From 1931 to 2007, the National Center for Catastrophic Sport Injury Research reported 1006 direct and 683 indirect fatalities resulting from participation in organized football (high school, college, and professional) in the United States. Data from the report over the last decade are shown, which demonstrate no significant improvement in mortality despite increased awareness of football injuries. Although sports injury-related deaths are rare, injury to the head or neck is the most common cause of death, followed by heatstroke. Sports-related head injuries result in 21% of all traumatic childhood brain injuries in the United States. (Chart created with information from the National Center for Catastrophic Sport Injury Research.)

A concussion or mild traumatic brain injury is a transient alteration of mental status induced by traumatic biomechanical force, with or without a loss of consciousness. There are over 40,000 concussions suffered every year among high school players. Diagnosis is clinical as routine imaging studies of the brain are typically normal. A brain contusion is a more serious injury associated with localized structural damage and bleeding, often from multiple microhemorrhages, which is readily apparent on CT scans (arrows). They are most commonly found in the frontal and temporal lobes.

In 1994, the National Football League (NFL) initiated a comprehensive clinical and biomechanical research study of mild traumatic brain injury, a study that is ongoing. In 2009, the NFL commission reported that memory-related diseases, like Alzheimer disease, occurred in former NFL players at 19 times the normal rate in men ages 30-49. There is a growing controversy about whether football players are adequately protected from the long-term complications that develop years after they retire. Pathology studies show diffuse brain parenchymal atrophy with advanced Alzheimer disease. Other studies have shown that players who suffered concussions were also more likely to suffer from depression.

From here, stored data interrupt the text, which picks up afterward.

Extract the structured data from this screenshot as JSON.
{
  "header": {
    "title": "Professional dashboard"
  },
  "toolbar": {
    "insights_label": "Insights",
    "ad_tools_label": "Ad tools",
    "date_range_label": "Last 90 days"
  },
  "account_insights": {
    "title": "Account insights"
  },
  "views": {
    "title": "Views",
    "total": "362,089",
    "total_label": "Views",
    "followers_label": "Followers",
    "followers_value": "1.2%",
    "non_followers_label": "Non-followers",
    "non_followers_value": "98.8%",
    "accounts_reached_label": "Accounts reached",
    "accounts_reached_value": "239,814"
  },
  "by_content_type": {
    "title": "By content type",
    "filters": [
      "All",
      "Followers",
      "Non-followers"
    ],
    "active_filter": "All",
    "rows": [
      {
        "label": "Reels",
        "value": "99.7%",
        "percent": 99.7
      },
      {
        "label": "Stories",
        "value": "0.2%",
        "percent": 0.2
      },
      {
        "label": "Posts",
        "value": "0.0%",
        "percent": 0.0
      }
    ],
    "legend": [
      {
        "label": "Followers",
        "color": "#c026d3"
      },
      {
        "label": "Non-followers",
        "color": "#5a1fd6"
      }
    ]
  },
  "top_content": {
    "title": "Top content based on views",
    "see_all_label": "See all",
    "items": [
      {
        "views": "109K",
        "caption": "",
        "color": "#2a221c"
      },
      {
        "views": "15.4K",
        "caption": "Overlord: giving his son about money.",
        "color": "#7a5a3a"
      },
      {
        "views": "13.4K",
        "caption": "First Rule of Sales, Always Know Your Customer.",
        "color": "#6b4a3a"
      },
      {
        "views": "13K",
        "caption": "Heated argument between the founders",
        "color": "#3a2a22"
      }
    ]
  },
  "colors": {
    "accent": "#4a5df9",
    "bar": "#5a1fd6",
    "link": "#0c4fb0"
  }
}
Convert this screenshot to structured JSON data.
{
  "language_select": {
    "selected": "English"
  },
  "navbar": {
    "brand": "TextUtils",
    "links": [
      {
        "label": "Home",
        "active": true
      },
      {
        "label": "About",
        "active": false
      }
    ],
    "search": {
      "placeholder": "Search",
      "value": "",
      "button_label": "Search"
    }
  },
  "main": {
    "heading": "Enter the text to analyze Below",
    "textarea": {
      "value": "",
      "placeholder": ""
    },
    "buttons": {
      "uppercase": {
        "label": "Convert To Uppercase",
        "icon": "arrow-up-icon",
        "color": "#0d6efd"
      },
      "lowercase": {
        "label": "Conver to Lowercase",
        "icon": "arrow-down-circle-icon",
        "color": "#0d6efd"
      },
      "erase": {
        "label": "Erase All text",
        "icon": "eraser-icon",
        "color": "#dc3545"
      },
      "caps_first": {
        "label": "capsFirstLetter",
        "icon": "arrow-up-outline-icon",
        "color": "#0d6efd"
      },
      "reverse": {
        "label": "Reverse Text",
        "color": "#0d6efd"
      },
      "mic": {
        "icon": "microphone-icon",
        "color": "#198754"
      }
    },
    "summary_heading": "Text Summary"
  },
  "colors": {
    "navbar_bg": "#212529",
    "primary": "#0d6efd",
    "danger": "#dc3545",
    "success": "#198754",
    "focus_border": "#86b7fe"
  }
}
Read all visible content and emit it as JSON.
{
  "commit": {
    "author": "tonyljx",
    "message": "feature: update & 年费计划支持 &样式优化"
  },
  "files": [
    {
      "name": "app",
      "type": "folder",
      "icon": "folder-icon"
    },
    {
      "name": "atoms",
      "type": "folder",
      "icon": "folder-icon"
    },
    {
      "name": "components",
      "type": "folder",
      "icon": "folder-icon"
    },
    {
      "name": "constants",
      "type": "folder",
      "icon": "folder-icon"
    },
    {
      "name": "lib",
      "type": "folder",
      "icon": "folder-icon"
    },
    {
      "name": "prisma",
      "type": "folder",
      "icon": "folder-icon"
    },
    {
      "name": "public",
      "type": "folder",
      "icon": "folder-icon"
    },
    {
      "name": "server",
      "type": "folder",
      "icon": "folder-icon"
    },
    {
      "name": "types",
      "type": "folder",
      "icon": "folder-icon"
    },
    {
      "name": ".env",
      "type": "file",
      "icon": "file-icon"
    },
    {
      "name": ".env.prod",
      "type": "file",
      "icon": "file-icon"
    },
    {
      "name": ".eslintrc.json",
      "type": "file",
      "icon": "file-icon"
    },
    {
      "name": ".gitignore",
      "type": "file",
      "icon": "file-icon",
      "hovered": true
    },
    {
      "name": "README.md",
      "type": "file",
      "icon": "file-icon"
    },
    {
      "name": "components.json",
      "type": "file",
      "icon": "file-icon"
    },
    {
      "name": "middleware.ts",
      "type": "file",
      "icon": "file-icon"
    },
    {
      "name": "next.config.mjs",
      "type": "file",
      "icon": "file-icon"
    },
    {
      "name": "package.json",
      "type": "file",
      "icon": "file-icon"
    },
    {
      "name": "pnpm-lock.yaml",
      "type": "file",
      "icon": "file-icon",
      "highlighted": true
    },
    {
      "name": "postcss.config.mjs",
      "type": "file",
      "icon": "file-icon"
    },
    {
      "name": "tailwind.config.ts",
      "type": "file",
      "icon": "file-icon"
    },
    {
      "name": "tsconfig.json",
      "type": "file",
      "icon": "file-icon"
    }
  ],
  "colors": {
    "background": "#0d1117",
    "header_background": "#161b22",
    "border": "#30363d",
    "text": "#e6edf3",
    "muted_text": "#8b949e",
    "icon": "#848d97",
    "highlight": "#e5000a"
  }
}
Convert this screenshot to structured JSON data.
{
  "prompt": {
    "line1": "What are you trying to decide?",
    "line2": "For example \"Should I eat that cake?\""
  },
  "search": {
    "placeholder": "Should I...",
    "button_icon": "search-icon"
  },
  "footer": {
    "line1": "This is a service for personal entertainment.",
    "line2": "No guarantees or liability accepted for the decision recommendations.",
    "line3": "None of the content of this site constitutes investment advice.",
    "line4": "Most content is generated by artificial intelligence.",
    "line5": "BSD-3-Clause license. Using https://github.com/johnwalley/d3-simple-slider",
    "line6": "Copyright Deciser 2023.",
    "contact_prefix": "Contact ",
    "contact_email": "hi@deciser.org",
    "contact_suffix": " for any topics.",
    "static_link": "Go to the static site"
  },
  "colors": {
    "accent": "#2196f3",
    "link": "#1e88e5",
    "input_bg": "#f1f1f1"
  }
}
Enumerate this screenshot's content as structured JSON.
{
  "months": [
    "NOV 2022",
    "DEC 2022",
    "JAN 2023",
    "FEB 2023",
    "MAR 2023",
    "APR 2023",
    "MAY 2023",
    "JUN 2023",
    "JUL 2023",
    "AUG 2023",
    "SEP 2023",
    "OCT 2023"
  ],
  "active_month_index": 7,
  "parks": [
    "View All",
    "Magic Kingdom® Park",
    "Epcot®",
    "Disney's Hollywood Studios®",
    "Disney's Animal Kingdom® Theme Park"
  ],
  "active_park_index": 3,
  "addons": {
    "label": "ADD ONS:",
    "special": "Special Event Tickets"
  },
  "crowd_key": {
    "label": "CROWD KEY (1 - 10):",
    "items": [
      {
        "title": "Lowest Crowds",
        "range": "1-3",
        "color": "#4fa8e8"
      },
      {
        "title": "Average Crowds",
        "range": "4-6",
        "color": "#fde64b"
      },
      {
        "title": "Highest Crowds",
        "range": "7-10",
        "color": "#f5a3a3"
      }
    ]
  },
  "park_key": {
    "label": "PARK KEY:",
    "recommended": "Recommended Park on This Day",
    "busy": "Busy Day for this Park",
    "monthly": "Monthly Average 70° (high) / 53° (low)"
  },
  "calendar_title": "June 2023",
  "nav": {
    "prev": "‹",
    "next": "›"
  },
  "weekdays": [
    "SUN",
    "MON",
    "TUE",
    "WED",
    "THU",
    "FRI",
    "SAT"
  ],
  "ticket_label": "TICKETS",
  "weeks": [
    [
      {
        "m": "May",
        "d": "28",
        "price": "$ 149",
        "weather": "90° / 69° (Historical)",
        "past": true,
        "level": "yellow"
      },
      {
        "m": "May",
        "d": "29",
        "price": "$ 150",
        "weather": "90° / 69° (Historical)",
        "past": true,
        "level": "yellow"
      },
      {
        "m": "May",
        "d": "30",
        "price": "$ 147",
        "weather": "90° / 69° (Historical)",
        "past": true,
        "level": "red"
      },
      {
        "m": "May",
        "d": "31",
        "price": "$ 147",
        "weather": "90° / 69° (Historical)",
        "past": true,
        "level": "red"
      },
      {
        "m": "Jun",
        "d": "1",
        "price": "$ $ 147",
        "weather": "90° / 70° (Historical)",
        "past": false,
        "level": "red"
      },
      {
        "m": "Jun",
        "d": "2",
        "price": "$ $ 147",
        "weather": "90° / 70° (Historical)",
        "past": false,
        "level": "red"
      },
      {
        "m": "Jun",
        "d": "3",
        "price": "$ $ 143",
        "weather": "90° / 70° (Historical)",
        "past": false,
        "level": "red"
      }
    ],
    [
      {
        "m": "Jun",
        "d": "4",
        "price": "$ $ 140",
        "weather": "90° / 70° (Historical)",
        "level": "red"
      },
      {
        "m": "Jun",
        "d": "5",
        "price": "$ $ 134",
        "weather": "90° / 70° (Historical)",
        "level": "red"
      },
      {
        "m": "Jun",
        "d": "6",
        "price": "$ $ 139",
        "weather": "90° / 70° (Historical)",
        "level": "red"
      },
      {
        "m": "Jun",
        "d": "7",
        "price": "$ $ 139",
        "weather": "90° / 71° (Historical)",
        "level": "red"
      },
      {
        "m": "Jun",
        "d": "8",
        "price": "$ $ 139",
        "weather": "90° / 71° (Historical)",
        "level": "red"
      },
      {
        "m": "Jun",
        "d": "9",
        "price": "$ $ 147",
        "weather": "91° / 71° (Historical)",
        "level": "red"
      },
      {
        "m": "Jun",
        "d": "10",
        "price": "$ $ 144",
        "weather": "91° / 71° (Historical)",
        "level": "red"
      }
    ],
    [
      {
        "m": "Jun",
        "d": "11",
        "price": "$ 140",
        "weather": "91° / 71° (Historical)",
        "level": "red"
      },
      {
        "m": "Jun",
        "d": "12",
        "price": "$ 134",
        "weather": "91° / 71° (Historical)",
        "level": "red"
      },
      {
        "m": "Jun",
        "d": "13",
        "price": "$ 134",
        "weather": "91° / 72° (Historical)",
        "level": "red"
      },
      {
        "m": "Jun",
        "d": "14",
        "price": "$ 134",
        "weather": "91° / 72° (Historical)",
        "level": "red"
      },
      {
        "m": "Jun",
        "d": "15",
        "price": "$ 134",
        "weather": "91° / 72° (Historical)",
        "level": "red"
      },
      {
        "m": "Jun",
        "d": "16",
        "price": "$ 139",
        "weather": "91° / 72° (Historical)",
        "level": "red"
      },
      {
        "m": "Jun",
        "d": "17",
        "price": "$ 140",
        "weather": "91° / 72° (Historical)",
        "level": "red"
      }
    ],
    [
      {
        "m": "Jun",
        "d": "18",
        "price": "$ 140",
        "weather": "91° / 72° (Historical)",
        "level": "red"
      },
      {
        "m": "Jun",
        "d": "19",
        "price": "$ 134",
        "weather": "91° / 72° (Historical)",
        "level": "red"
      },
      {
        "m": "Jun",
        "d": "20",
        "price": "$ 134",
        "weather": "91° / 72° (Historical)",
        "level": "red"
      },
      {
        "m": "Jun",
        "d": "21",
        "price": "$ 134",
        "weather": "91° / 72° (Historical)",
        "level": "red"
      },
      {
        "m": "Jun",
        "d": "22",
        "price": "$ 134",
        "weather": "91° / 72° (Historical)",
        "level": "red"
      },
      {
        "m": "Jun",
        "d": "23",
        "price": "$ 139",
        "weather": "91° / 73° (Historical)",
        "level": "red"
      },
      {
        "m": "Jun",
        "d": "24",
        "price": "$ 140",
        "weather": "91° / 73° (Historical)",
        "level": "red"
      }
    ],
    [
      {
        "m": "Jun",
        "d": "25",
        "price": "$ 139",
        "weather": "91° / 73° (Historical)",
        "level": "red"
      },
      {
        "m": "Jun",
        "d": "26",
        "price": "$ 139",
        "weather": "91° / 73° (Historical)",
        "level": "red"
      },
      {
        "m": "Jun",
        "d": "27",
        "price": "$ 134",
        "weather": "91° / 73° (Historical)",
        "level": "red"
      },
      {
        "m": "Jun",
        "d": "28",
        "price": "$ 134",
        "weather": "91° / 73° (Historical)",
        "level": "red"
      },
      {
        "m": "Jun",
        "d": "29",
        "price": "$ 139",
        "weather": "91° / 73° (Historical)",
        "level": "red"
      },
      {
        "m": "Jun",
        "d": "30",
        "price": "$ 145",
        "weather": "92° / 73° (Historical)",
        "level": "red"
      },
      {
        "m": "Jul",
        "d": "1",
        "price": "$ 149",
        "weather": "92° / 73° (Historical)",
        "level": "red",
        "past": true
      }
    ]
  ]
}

Cervical spine injuries are estimated to occur in 10%-15% of football players. A neck sprain commonly occurs as the result of a hyperextension or hyperflexion injury. The result may be injury to cervical muscles, ligaments, intervertebral joints, cervical disks, and nerve roots. Pain may be present immediately after the injury or be delayed for several days. Other symptoms may include shoulder and back pain, numbness or tingling in the upper extremities, headache, and dizziness. Players should not tackle with their head down, as this increases the risk for spine injuries. Straightening of the normal lordotic curve of the cervical spine is commonly found after whiplash injuries, thought to be secondary to spasm or guarding (shown).

Cervical subluxation, dislocation, or fracture occurs when significant axial loading forces are applied to the c-spine. Spearing is when a football player uses his helmet as the first point of contact with another player and is a significant cause of c-spine injuries and quadriplegia. Patients must be assessed anatomically, radiographically, neurologically, and physiologically. The most important initial consideration in a suspected c-spine injury is maintaining immobilization to avoid further injury regardless of current neurologic symptoms. Until stability can be established, all players must have their cervical spine immobilized. Plain x-rays are usually sufficient to diagnose injuries, like jumped facets of C4 on C5 in this x-ray, but in some cases CT, MRI, or both are needed.

Chronic disk changes, such as disk space narrowing, occult fracture, or degenerative changes, are very common among football players. MRI imaging in these patients often reveals disk bulge without obvious herniation. Treatment for these players is conservative.